Dr. Katon has written over 400 peer–reviewed journal articles and chapters, as well as
Panic Disorder in the Medical Setting, a book for primary care physicians. In addition, Dr. Katon and his research team have written a self–help book for depressed patients titled
Depression: Self–Care Companion for Better Living.
Mario Maj is Professor of Psychiatry and Chairman at the University of Naples, Italy. He is President of the World Psychiatric Association and former President of the European Psychiatric Association. He is the Italian psychiatrist with the highest number of citations in indexed journals in the period 1981–2008.

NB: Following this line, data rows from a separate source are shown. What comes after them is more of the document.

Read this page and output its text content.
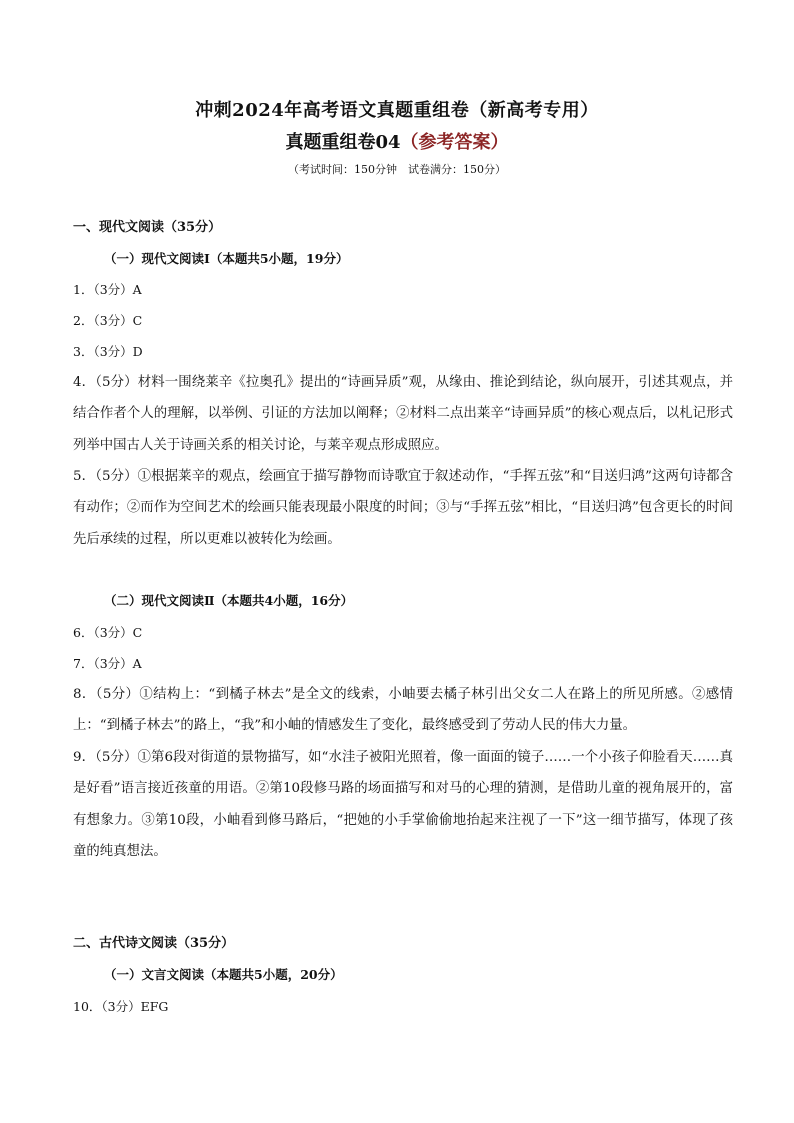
冲刺2024年高考语文真题重组卷（新高考专用）
真题重组卷04（参考答案）
（考试时间：150分钟　试卷满分：150分）
一、现代文阅读（35分）
（一）现代文阅读Ⅰ（本题共5小题，19分）
1．（3分）A
2．（3分）C
3．（3分）D
4．（5分）材料一围绕莱辛《拉奥孔》提出的“诗画异质”观，从缘由、推论到结论，纵向展开，引述其观点，并结合作者个人的理解，以举例、引证的方法加以阐释；②材料二点出莱辛“诗画异质”的核心观点后，以札记形式列举中国古人关于诗画关系的相关讨论，与莱辛观点形成照应。
5．（5分）①根据莱辛的观点，绘画宜于描写静物而诗歌宜于叙述动作，“手挥五弦”和“目送归鸿”这两句诗都含有动作；②而作为空间艺术的绘画只能表现最小限度的时间；③与“手挥五弦”相比，“目送归鸿”包含更长的时间先后承续的过程，所以更难以被转化为绘画。
（二）现代文阅读Ⅱ（本题共4小题，16分）
6．（3分）C
7．（3分）A
8．（5分）①结构上：“到橘子林去”是全文的线索，小岫要去橘子林引出父女二人在路上的所见所感。②感情上：“到橘子林去”的路上，“我”和小岫的情感发生了变化，最终感受到了劳动人民的伟大力量。
9．（5分）①第6段对街道的景物描写，如“水洼子被阳光照着，像一面面的镜子……一个小孩子仰脸看天……真是好看”语言接近孩童的用语。②第10段修马路的场面描写和对马的心理的猜测，是借助儿童的视角展开的，富有想象力。③第10段，小岫看到修马路后，“把她的小手掌偷偷地抬起来注视了一下”这一细节描写，体现了孩童的纯真想法。
二、古代诗文阅读（35分）
（一）文言文阅读（本题共5小题，20分）
10．（3分）EFG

Norman Sartorius served as Director of the Division of Mental Health of the World Health Organization (WHO) and was the principal investigator of several major international studies on schizophrenia, on depression and on health service delivery. He has published more than 330 articles in scientific journals, authored or co–authored several books and edited a number of others.
He was the President of the World Psychiatric Association (WPA) and President of the Association of European Psychiatrists (AEP). Currently he is the President of the Association for the Improvement of Mental Health Programmes and holds professorial appointments at the Universities of London, Prague and Zagreb and at several other universities in the USA and China.

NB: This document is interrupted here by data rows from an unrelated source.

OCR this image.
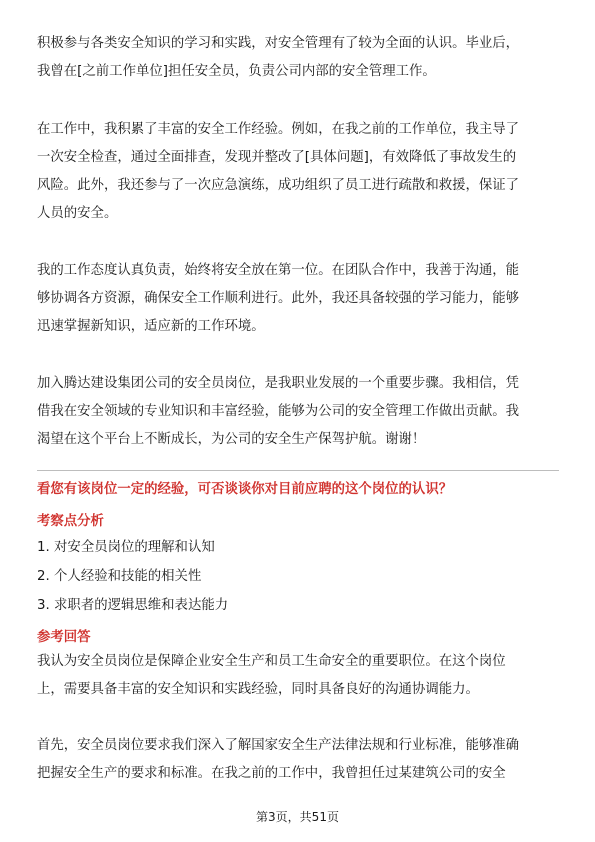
积极参与各类安全知识的学习和实践，对安全管理有了较为全面的认识。毕业后，
我曾在[之前工作单位]担任安全员，负责公司内部的安全管理工作。

在工作中，我积累了丰富的安全工作经验。例如，在我之前的工作单位，我主导了
一次安全检查，通过全面排查，发现并整改了[具体问题]，有效降低了事故发生的
风险。此外，我还参与了一次应急演练，成功组织了员工进行疏散和救援，保证了
人员的安全。

我的工作态度认真负责，始终将安全放在第一位。在团队合作中，我善于沟通，能
够协调各方资源，确保安全工作顺利进行。此外，我还具备较强的学习能力，能够
迅速掌握新知识，适应新的工作环境。

加入腾达建设集团公司的安全员岗位，是我职业发展的一个重要步骤。我相信，凭
借我在安全领域的专业知识和丰富经验，能够为公司的安全管理工作做出贡献。我
渴望在这个平台上不断成长，为公司的安全生产保驾护航。谢谢！

看您有该岗位一定的经验，可否谈谈你对目前应聘的这个岗位的认识？
考察点分析
1. 对安全员岗位的理解和认知
2. 个人经验和技能的相关性
3. 求职者的逻辑思维和表达能力
参考回答

我认为安全员岗位是保障企业安全生产和员工生命安全的重要职位。在这个岗位
上，需要具备丰富的安全知识和实践经验，同时具备良好的沟通协调能力。

首先，安全员岗位要求我们深入了解国家安全生产法律法规和行业标准，能够准确
把握安全生产的要求和标准。在我之前的工作中，我曾担任过某建筑公司的安全

第3页，共51页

Professor Sartorius is a corresponding member of the Croatian Academy of Arts and Sciences and of the Spanish Royal Academy of Medicine, member of the Medical Academies of Croatia, Peru and Mexico. He has honorary doctorates from the Universities of Umea, Prague and Bath and is an Honorary Fellow or honorary member of numerous psychiatric associations. He is also the editor of three journals and a member of the editorial board of many more.
In recent years, there has been a growing awareness of the multiple interrelationships between depression and various physical diseases. The WPA is providing an update of currently available evidence on these interrelationships by the publication of three books, dealing with the comorbidity of depression with diabetes, heart disease and cancer.

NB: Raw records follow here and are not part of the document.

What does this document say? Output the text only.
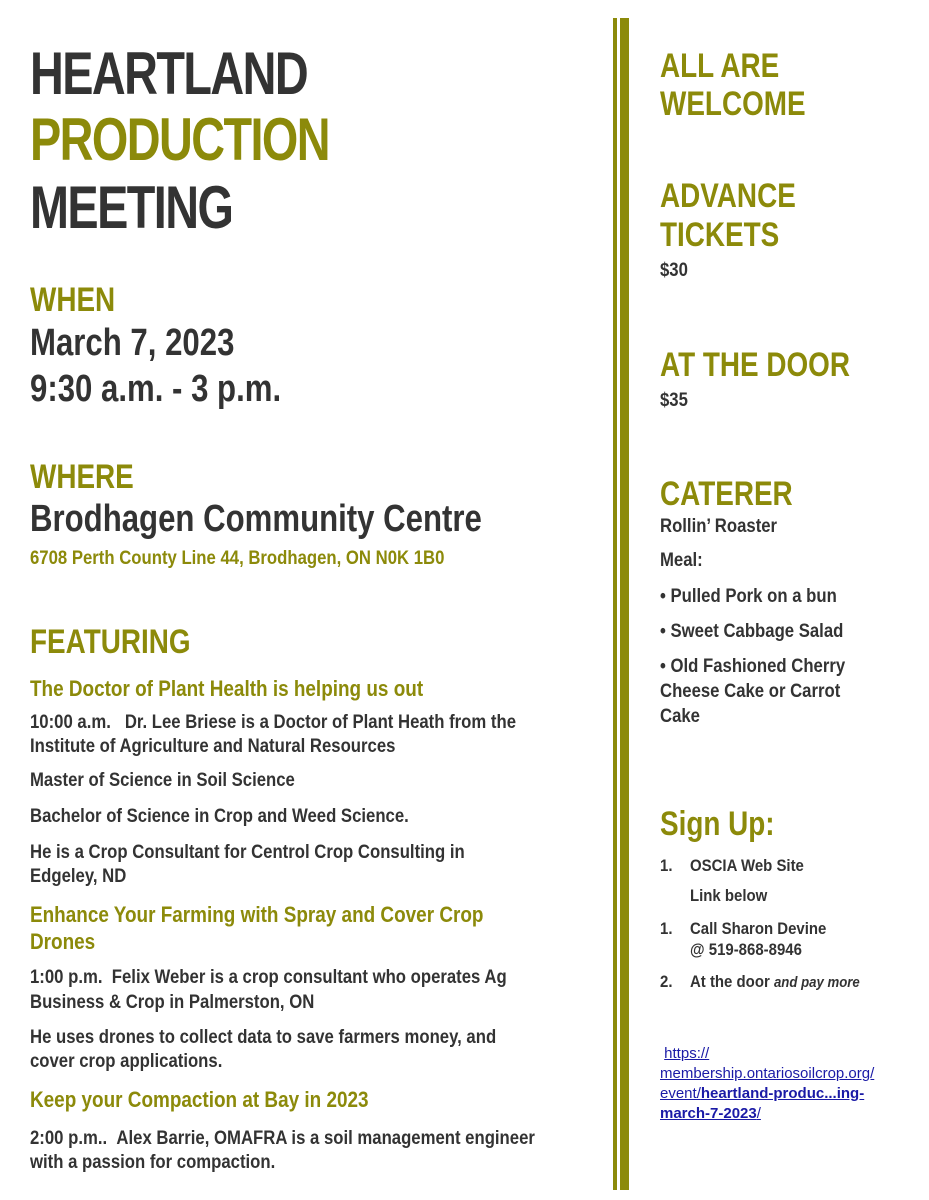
HEARTLAND
PRODUCTION
MEETING
WHEN
March 7, 2023
9:30 a.m. - 3 p.m.
WHERE
Brodhagen Community Centre
6708 Perth County Line 44, Brodhagen, ON N0K 1B0
FEATURING
The Doctor of Plant Health is helping us out
10:00 a.m. Dr. Lee Briese is a Doctor of Plant Heath from the
Institute of Agriculture and Natural Resources
Master of Science in Soil Science
Bachelor of Science in Crop and Weed Science.
He is a Crop Consultant for Centrol Crop Consulting in
Edgeley, ND
Enhance Your Farming with Spray and Cover Crop
Drones
1:00 p.m. Felix Weber is a crop consultant who operates Ag
Business & Crop in Palmerston, ON
He uses drones to collect data to save farmers money, and
cover crop applications.
Keep your Compaction at Bay in 2023
2:00 p.m.. Alex Barrie, OMAFRA is a soil management engineer
with a passion for compaction.
ALL ARE
WELCOME
ADVANCE
TICKETS
$30
AT THE DOOR
$35
CATERER
Rollin’ Roaster
Meal:
• Pulled Pork on a bun
• Sweet Cabbage Salad
• Old Fashioned Cherry
Cheese Cake or Carrot
Cake
Sign Up:
1. OSCIA Web Site
Link below
1. Call Sharon Devine
@ 519-868-8946
2. At the door and pay more
https://
membership.ontariosoilcrop.org/
event/heartland-produc...ing-
march-7-2023/
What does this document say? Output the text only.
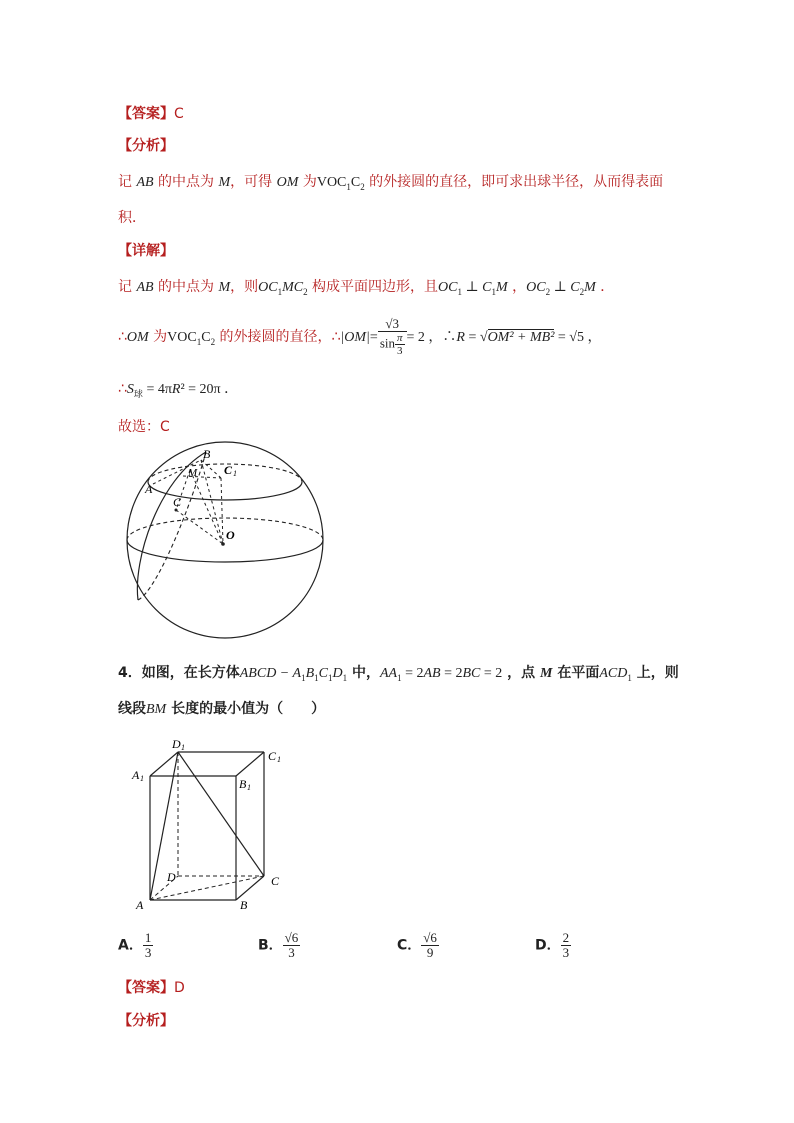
【答案】C
【分析】
记 AB 的中点为 M，可得 OM 为$VOC_1C_2$ 的外接圆的直径，即可求出球半径，从而得表面
积．
【详解】
记 AB 的中点为 M，则$OC_1MC_2$ 构成平面四边形，且$OC_1$ ⊥ $C_1M$ ，$OC_2$ ⊥ $C_2M$ ．
∴OM 为$VOC_1C_2$ 的外接圆的直径，∴|OM|= $\frac{√3}{\sin \frac{\pi}{3}} = 2$ ，∴R = √OM² + MB² = √5 ，
$\therefore S_球 = 4\pi R^2 = 20\pi$ ．
故选：C
A
B
M C 1
C
O
4．如图，在长方体ABCD − $A_1B_1C_1D_1$ 中，$AA_1 = 2AB = 2BC = 2$ ，点 M 在平面$ACD_1$ 上，则
线段BM 长度的最小值为（　　）
D 1
C 1
A 1	B 1
D	C
A	B
A． $\frac{1}{3}$	B． $\frac{√6}{3}$	C． $\frac{√6}{9}$	D． $\frac{2}{3}$
【答案】D
【分析】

Depression is a frequent and serious comorbid condition in diabetes, which adversely affects quality of life and the long–term prognosis. Co–occurrent depression presents peculiar clinical challenges, making both conditions harder to manage.
Depression and Diabetes is the first book devoted to the interaction between these common disorders. World leaders in diabetes, depression and public health synthesize current evidence, including some previously unpublished data, in a concise, easy–to–read format. They provide an overview of the epidemiology, pathogenesis, medical costs, management, and public health and cultural implications of the comorbidity between depression and diabetes. The book describes how the negative consequences of depression in diabetes could be avoided, given that effective depression treatments for diabetic patients are available.
Its practical approach makes the book ideal for all those involved in the management of these patients: psychiatrists, psychologists, diabetologists, general practitioners, diabetes specialist nurses and mental health nurses.